Als das Kaiserliche Patentamt ab 1895 nach einem angemessen großen und repräsentativen Sitz in der Hauptstadt Berlin suchte, fiel die Wahl auf das Gelände einer Kaserne am Südrand des damaligen Stadtgebietes. Die Berliner Architekten Solf & Wichards erhielten vom Preußischen Staat den Auftrag, ein ebenso repräsentatives wie funktionales Gebäude zu errichten, das auch den erwarteten Zuwachs aufnehmen würde und Erweiterungspotential bieten sollte. Anfang des 20. Jahrhunderts boomte die Wirtschaft im Deutschen Reich und jedes Jahr wurden – gerade von Berliner Unternehmen – immer mehr Patente, Marken und Geschmacksmuster (wie die Designs seinerzeit hießen) angemeldet; Aufwand und Personalbestand des Amtes stiegen also kontinuierlich an.

Gebäude aus der Luft aufgenommen

Um eine angenehme und produktive Arbeitsumgebung für die Prüfer zu schaffen, wurde eine vierflüglige Grundstruktur mit langen und vom Tageslicht beleuchteten Fluren angelegt. Insgesamt entstanden auf fünf Stockwerken 700 Diensträume, der Material- und Stilmix umfasst Bau-und Dekorelemente aus allen Gegenden des aufstrebenden Reiches in einer architektonisch bemerkenswerten Komposition.

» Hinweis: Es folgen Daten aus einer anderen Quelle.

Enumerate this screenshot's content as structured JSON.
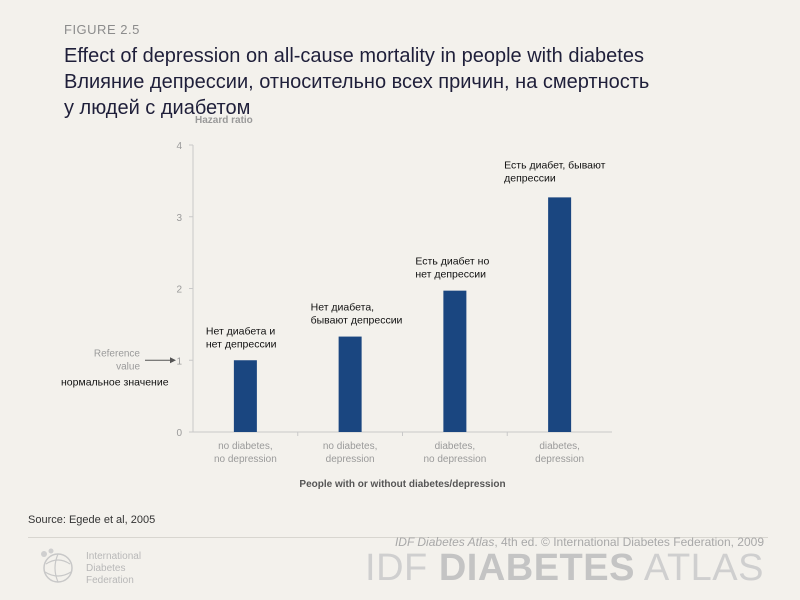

Ebenfalls mussten – dem damals natürlich noch nicht so bezeichneten Arbeitsgebiet Wissensmanagement angemessen – umfangreiche Möglichkeiten geschaffen werden, Patentliteratur und Schriften vorzuhalten und bei Bedarf schnell zur Verfügung zu stellen. Die Bibliothek des Amtes war seinerzeit die größte technische Bibliothek der Reichshauptstadt.

Im Zweiten Weltkrieg schwer beschädigt

Diese Entwicklung setzte sich bis zum Zweiten Weltkrieg fort, obwohl es durch das Herausdrängen aller jüdischen Beschäftigten ab 1933 bereits tiefe Risse im Lack gab. Die Bombenangriffe auf Berlin hatten auch für das Amt schwerwiegende Konsequenzen: Als größtes Gebäude am Südrand der Berliner Innenstadt diente es als Orientierungspunkt der Bomberverbände und erlitt schwere Bombentreffer und Brandschäden.

Wiederaufbau ohne "Stuck und Schnörkel"

Außenansicht des Gebäudes

Beim Wiederaufbau, den man in den 1960er Jahren in Angriff nahm, wurden – dem geschichtsverdrängenden Stil der Zeit entsprechend – viele Gestaltungselemente der Außenfassade und des Dachs nicht rekonstruiert. Der damalige Kampf gegen "Stuck und Schnörkel" war hier sehr erfolgreich. Immerhin wurde aber das Innere des Gebäudes erhalten und wiederhergestellt. Und so kann man in den Treppenhäusern weiter in wilhelminischer Neo-Gothik schwelgen und sich im Foyer unter Renaissancegewölben ergehen – alles in einem Gebäude.

Machen Sie sich am 8. September selbst ein Bild

Beim Tag des offenen Denkmals am 8. September 2019 werden diese und andere Details den geschichtsinteressierten Besucherinnen und Besuchern des Hauses in drei Führungen vorgestellt und natürlich alle Fragen beantwortet. Die Führungen starten um 10:00, 11:30 und 13:00 Uhr im Foyer. Eine vorherige Anmeldung ist nicht nötig, bitte bringen Sie aber einen gültigen Ausweis für den Einlass in das Gebäude mit.